6/10
There Are So Many Better 1960s Con Films
22 October 2006
This is the end of the day. At the beginning of today, I watched The Film-Flam Man. Before I began to write this review, I was jolted when I was reminded of having watched it. I hadn't thought about it for one second for the rest of the day. It's that kind of movie. It's forgettable fun. That's fine. It's a good movie. It has its laughs, and fun cons, but it offers not one thing we haven't seen before, and by before I mean before 1967, not to mention after. I find George C. Scott to be a lot of fun, but only for the duration of the film. He doesn't stick afterward.

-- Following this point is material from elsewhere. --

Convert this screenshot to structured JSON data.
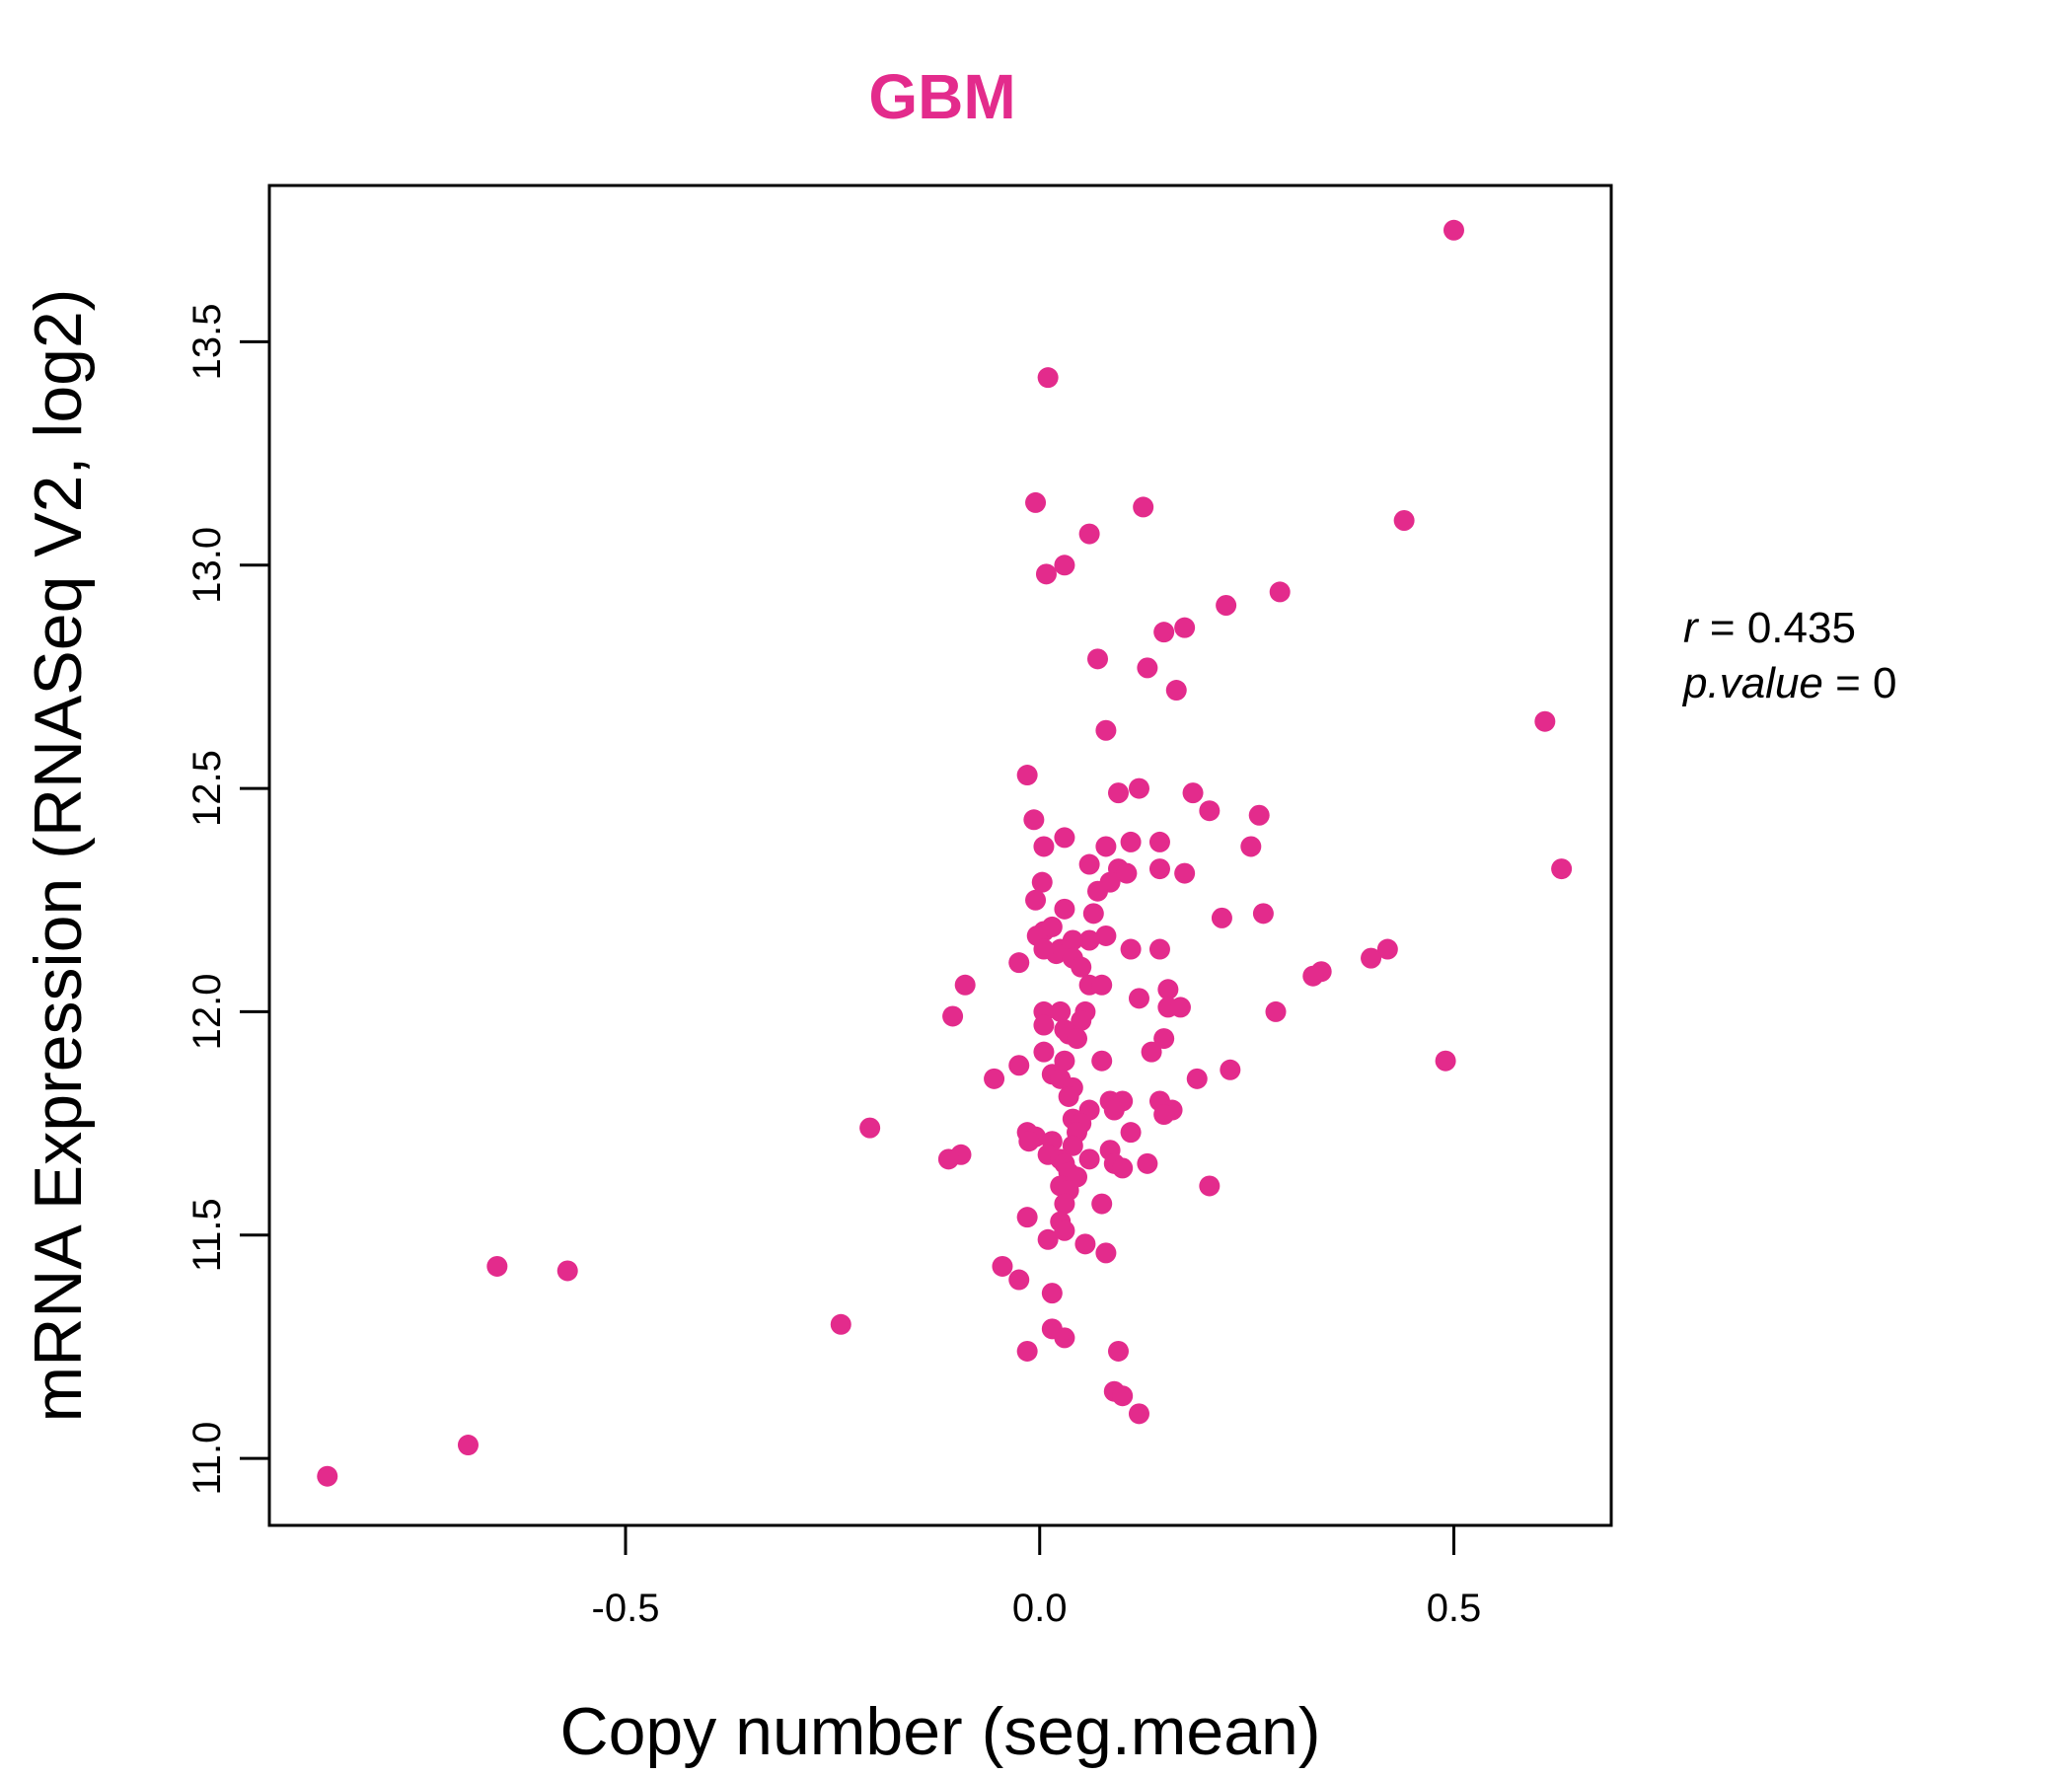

As I said, the cons are fun, especially for me, a big big big fan of the con/heist subgenre of movies, but the story is hard to get into it at all. And really, if you can gyp people left and right with complete confidence, then you sound like a good film-flam man, but if the whole town is looking for you because you rampaged a freshly stolen shiny red convertible through it, totaling everything in sight all the way across the community, are you really that good at what you do? I mean, with this kind of recklessness, why are you a con artist? If your getaway is this sloppy and conspicuous, to say the least, what's the point of fooling people? You might as well rob banks and break into houses. But The Film-Flam Man is a comedy, so perhaps that's its loophole.

For more memorable and exciting entries in the heist/con genre in the 1960s, search out these titles: Gambit, Topkapi, Grand Slam, The Italian Job, Ocean's 11, and many others. In fact, check Michael Caine's filmography and look at virtually 90% of what he was in in the 1960s.